Earlier we heard two readings from the Bible. One, from Deuteronomy, was as plain a legal code as can be found in the Hebrew text. “You shall not withhold the wages of poor and needy laborers,” it says, “whether other Israelites or aliens [immigrants] who reside in your land. . .”[6] The text adds that people are counting on their wages to get by, they need their pay in order to provide the basics. And no one should deny anyone else the basics. While there are other legal codes that we no longer follow (e.g. ancient cultic proscriptions against eating shellfish or wearing clothes with mixed fibers), it seems clear that we should go with this one. First, because it is just and fair. Second, because the Bible is overwhelmingly concerned with the needs of the poor, mentioning them more than any other group. And third, because it squares with the Golden Rule and the teachings of Jesus. One of which was our second reading.

In the parable of the laborers in the vineyard, Jesus tells a story about workers. Many of us have heard the story before. A vineyard owner hires workers to help him with the maintenance of his crops or perhaps the harvest of the grapes. Throughout the day, he keeps adding workers and at the end of the day he pays them all the same, the ones who have worked all day and the ones who have just worked the final hours. Those who worked the longest, of course, complain. To which the landowner asks, basically, what do you care? I paid you what I promised. If I’m generous to others, what’s it to you? Put another way, if everyone has what they need, then where is the problem?

The parable is an affront to conventional wisdom and a retort to Friedrich Hayek’s market god. What seems to matter in the story is much more than material compensation. It’s a story of generosity.

Rick Moody writes of why, as a novelist, he loves reading the parables of Jesus. The parables, he says, are “intervention[s] against the idea that you [have] to wait for heaven, that heaven [is] somewhere else. It’s right here, and if you can’t see it, perhaps with signs, symbols, stories [like this], you might feel it.”[7]

Which is one of the reasons we come to church. With signs, symbols, and stories, we feel our relatedness to each other. And our obligation. We feel answers to Cary Grant’s old question about what we are working for. Here we are working for a world where everyone has what they need and the basics are available to all. This is a political vision, to be sure: health care for all, a good education, affordable housing, and nutritious food. Yet it is grounded in a deeper religious and spiritual vision, that we are all members of one another, sisters and brothers in a common family, none of us better than the others, but all of us equal in dignity and value.

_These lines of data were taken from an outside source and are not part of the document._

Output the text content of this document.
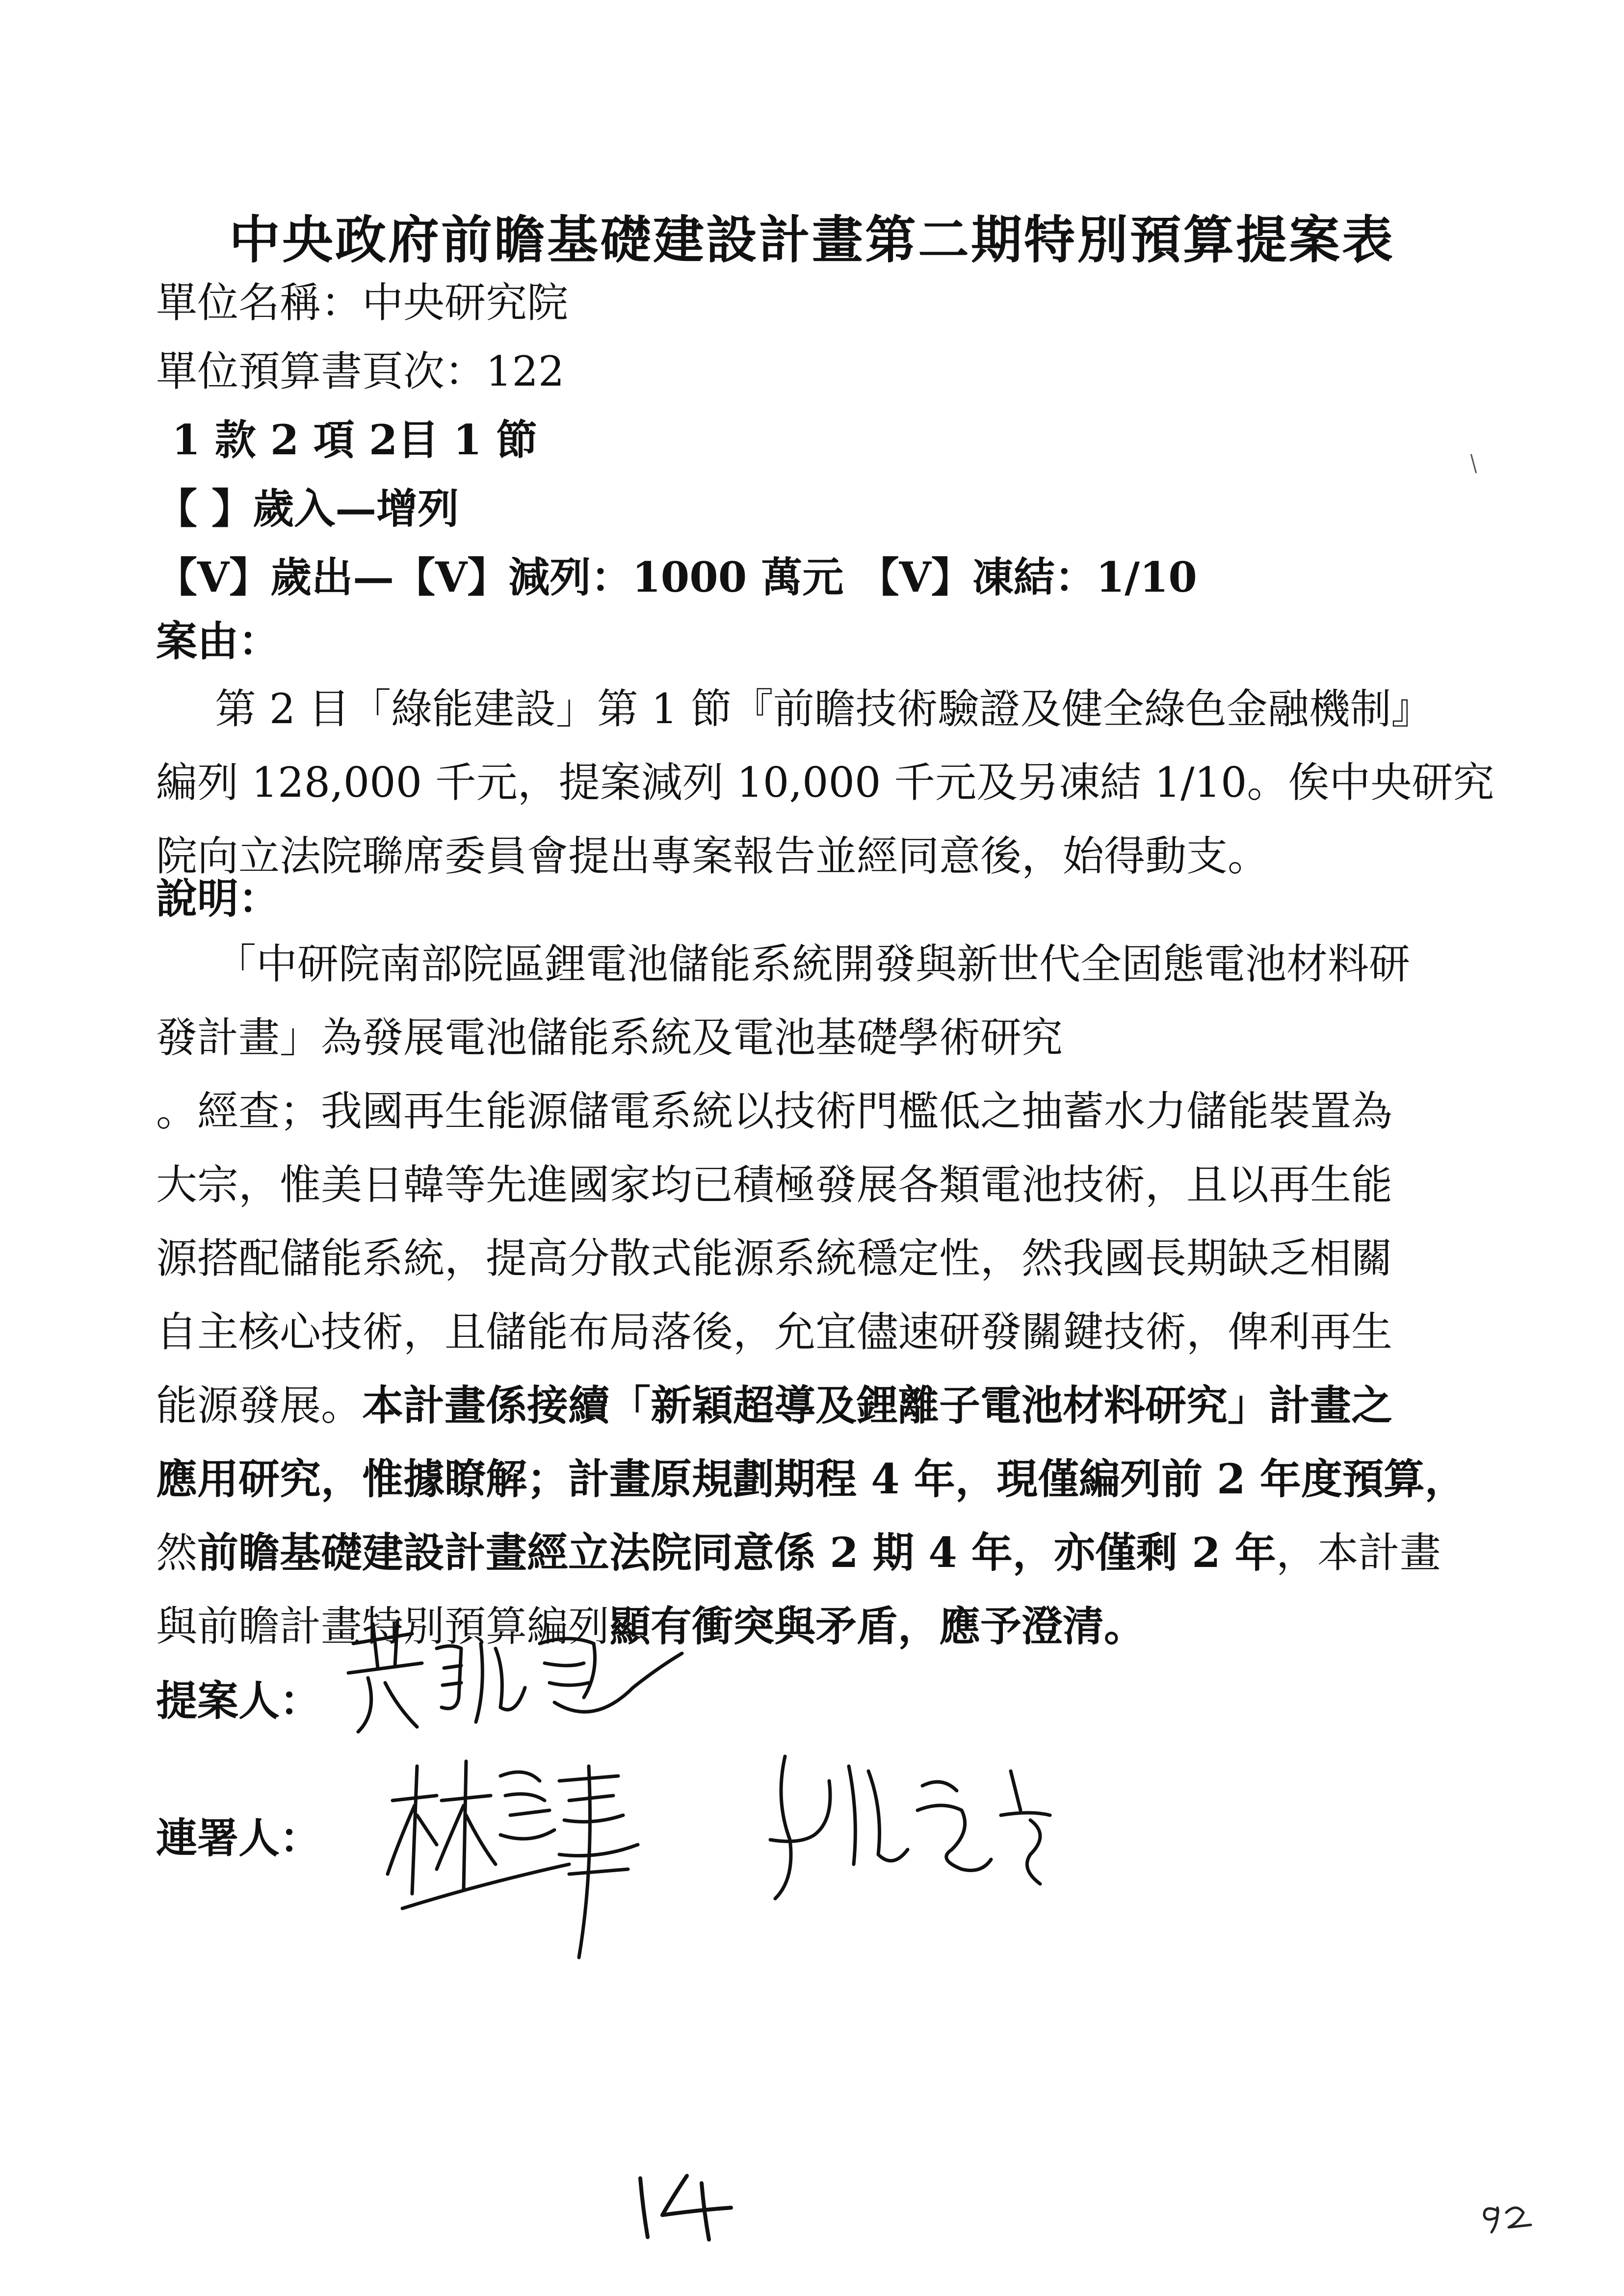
中央政府前瞻基礎建設計畫第二期特別預算提案表
單位名稱：中央研究院
單位預算書頁次：122
1 款 2 項 2目 1 節
【 】歲入—增列
【V】歲出—【V】減列：1000 萬元 【V】凍結：1/10
案由：
第 2 目「綠能建設」第 1 節『前瞻技術驗證及健全綠色金融機制』
編列 128,000 千元，提案減列 10,000 千元及另凍結 1/10。俟中央研究
院向立法院聯席委員會提出專案報告並經同意後，始得動支。
說明：
「中研院南部院區鋰電池儲能系統開發與新世代全固態電池材料研
發計畫」為發展電池儲能系統及電池基礎學術研究
。經查；我國再生能源儲電系統以技術門檻低之抽蓄水力儲能裝置為
大宗，惟美日韓等先進國家均已積極發展各類電池技術，且以再生能
源搭配儲能系統，提高分散式能源系統穩定性，然我國長期缺乏相關
自主核心技術，且儲能布局落後，允宜儘速研發關鍵技術，俾利再生
能源發展。本計畫係接續「新穎超導及鋰離子電池材料研究」計畫之
應用研究，惟據瞭解；計畫原規劃期程 4 年，現僅編列前 2 年度預算，
然前瞻基礎建設計畫經立法院同意係 2 期 4 年，亦僅剩 2 年，本計畫
與前瞻計畫特別預算編列顯有衝突與矛盾，應予澄清。
提案人：
連署人：
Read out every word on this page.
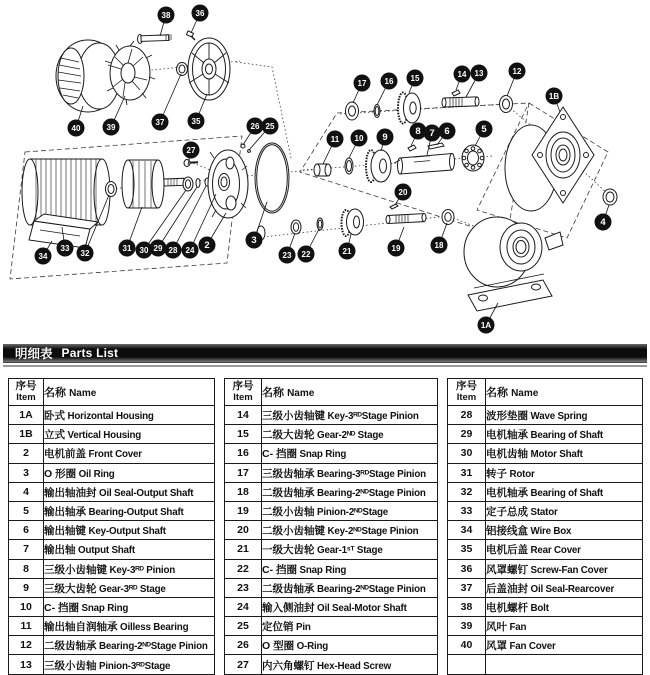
38	36
40	39
37	35
27
26 25
17 16 15	14 13	12
1B
11 10 9
8 7 6	5
20
4
34
33
32
31 30 29 28 24 2	3
23 22	21	19	18
1A
明细表 Parts List
序号
Item	名称 Name
1A	卧式 Horizontal Housing
1B	立式 Vertical Housing
2	电机前盖 Front Cover
3	O 形圈 Oil Ring
4	输出轴油封 Oil Seal-Output Shaft
5	输出轴承 Bearing-Output Shaft
6	输出轴键 Key-Output Shaft
7	输出轴 Output Shaft
8	三级小齿轴键 Key-3ᴿᴰ Pinion
9	三级大齿轮 Gear-3ᴿᴰ Stage
10	C- 挡圈 Snap Ring
11	输出轴自润轴承 Oilless Bearing
12	二级齿轴承 Bearing-2ᴺᴰStage Pinion
13	三级小齿轴 Pinion-3ᴿᴰStage
序号
Item	名称 Name
14	三级小齿轴键 Key-3ᴿᴰStage Pinion
15	二级大齿轮 Gear-2ᴺᴰ Stage
16	C- 挡圈 Snap Ring
17	三级齿轴承 Bearing-3ᴿᴰStage Pinion
18	二级齿轴承 Bearing-2ᴺᴰStage Pinion
19	二级小齿轴 Pinion-2ᴺᴰStage
20	二级小齿轴键 Key-2ᴺᴰStage Pinion
21	一级大齿轮 Gear-1ˢᵀ Stage
22	C- 挡圈 Snap Ring
23	二级齿轴承 Bearing-2ᴺᴰStage Pinion
24	输入侧油封 Oil Seal-Motor Shaft
25	定位销 Pin
26	O 型圈 O-Ring
27	内六角螺钉 Hex-Head Screw
序号
Item	名称 Name
28	波形垫圈 Wave Spring
29	电机轴承 Bearing of Shaft
30	电机齿轴 Motor Shaft
31	转子 Rotor
32	电机轴承 Bearing of Shaft
33	定子总成 Stator
34	铝接线盒 Wire Box
35	电机后盖 Rear Cover
36	风罩螺钉 Screw-Fan Cover
37	后盖油封 Oil Seal-Rearcover
38	电机螺杆 Bolt
39	风叶 Fan
40	风罩 Fan Cover
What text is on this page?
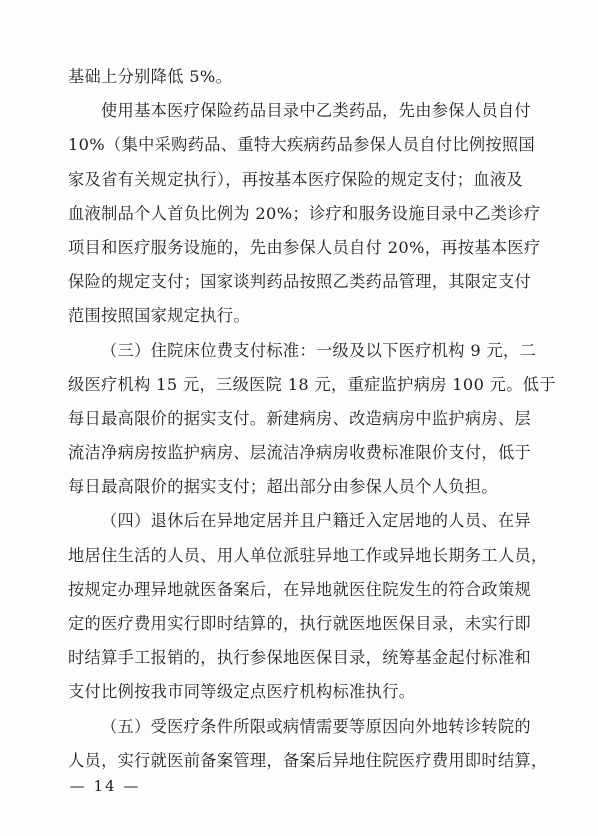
基础上分别降低 5%。
使用基本医疗保险药品目录中乙类药品，先由参保人员自付
10%（集中采购药品、重特大疾病药品参保人员自付比例按照国
家及省有关规定执行），再按基本医疗保险的规定支付；血液及
血液制品个人首负比例为 20%；诊疗和服务设施目录中乙类诊疗
项目和医疗服务设施的，先由参保人员自付 20%，再按基本医疗
保险的规定支付；国家谈判药品按照乙类药品管理，其限定支付
范围按照国家规定执行。
（三）住院床位费支付标准：一级及以下医疗机构 9 元，二
级医疗机构 15 元，三级医院 18 元，重症监护病房 100 元。低于
每日最高限价的据实支付。新建病房、改造病房中监护病房、层
流洁净病房按监护病房、层流洁净病房收费标准限价支付，低于
每日最高限价的据实支付；超出部分由参保人员个人负担。
（四）退休后在异地定居并且户籍迁入定居地的人员、在异
地居住生活的人员、用人单位派驻异地工作或异地长期务工人员，
按规定办理异地就医备案后，在异地就医住院发生的符合政策规
定的医疗费用实行即时结算的，执行就医地医保目录，未实行即
时结算手工报销的，执行参保地医保目录，统筹基金起付标准和
支付比例按我市同等级定点医疗机构标准执行。
（五）受医疗条件所限或病情需要等原因向外地转诊转院的
人员，实行就医前备案管理，备案后异地住院医疗费用即时结算，
— 14 —
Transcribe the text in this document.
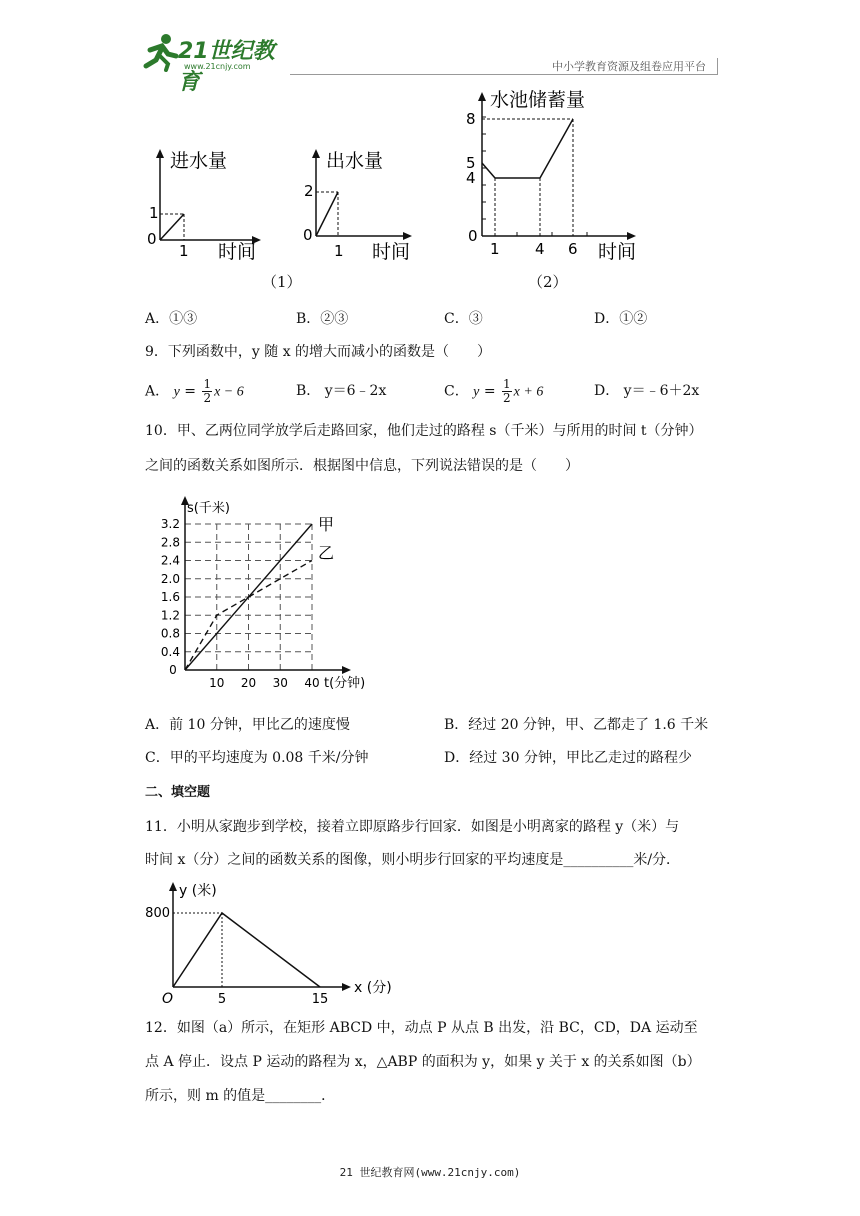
21世纪教育
www.21cnjy.com	中小学教育资源及组卷应用平台
进水量
0
1
1 时间
出水量
0
2
1 时间
水池储蓄量
8
5
4
0
1 4 6 时间
（1）	（2）
A．①③	B．②③	C．③	D．①②
9．下列函数中，y 随 x 的增大而减小的函数是（　　）
A． $y = \frac{1}{2}$ x − 6	B． y＝6﹣2x	C． $y = \frac{1}{2}$ x + 6	D． y＝﹣6＋2x
10．甲、乙两位同学放学后走路回家，他们走过的路程 s（千米）与所用的时间 t（分钟）
之间的函数关系如图所示．根据图中信息，下列说法错误的是（　　）
3.2
2.8
2.4
2.0
1.6
1.2
0.8
0.4
10 20 30 40
0
s(千米)
t(分钟)
甲
乙
A．前 10 分钟，甲比乙的速度慢	B．经过 20 分钟，甲、乙都走了 1.6 千米
C．甲的平均速度为 0.08 千米/分钟	D．经过 30 分钟，甲比乙走过的路程少
二、填空题
11．小明从家跑步到学校，接着立即原路步行回家．如图是小明离家的路程 y（米）与
时间 x（分）之间的函数关系的图像，则小明步行回家的平均速度是__________米/分．
800
5	15
O
y (米)
x (分)
12．如图（a）所示，在矩形 ABCD 中，动点 P 从点 B 出发，沿 BC，CD，DA 运动至
点 A 停止．设点 P 运动的路程为 x，△ABP 的面积为 y，如果 y 关于 x 的关系如图（b）
所示，则 m 的值是________．
21 世纪教育网(www.21cnjy.com)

That is, of course, a value based not on the god of the market, but on the God of the people, the one in whose image we say everybody is made. “The answer can’t be,” says Cary Grant, “just to pay bills and pile up more money.” The answer can be, says Jesus, found in the countercultural story of radical generosity, sharing, and love.

If we follow this wisdom, it will put us out of step with the order of things. And wouldn’t that be wonderful?

Amen.

 

 

[1] Holiday. DVD, dir. George Cukocs (1938; Culver City: Sony Pictures Home Entertainment, 2006).

[2] See Caleb Crain, “It Happened One Decade: What the Great Depression Did to Culture,” The New Yorker, Sept. 21, 2009, accessed online at https://www.newyorker.com/magazine/2009/09/21/it-happened-one-decade

[3] Ralph Waldo Emerson, The Essential Writings of Ralph Waldo Emerson (New York: The Modern Library, 2000), 55.

[4] Ibid., 57.

[5] Stephen Metcalf, “Neoliberalism: The Idea that Swallowed the World,” The Guardian, February 9, 2018, accessed online at https://www.theguardian.com/news/2017/aug/18/neoliberalism-the-idea-that-changed-the-world

[6] Deut. 24.14, New Revised Standard Version.

[7] Rick Moody, “The Parables of Jesus of Nazareth” in The Good Book: Writers Reflect on Favorite Bible Passages, ed. by Andrew Blauner (New York: Simon & Schuster Paperbacks, 2017), 229.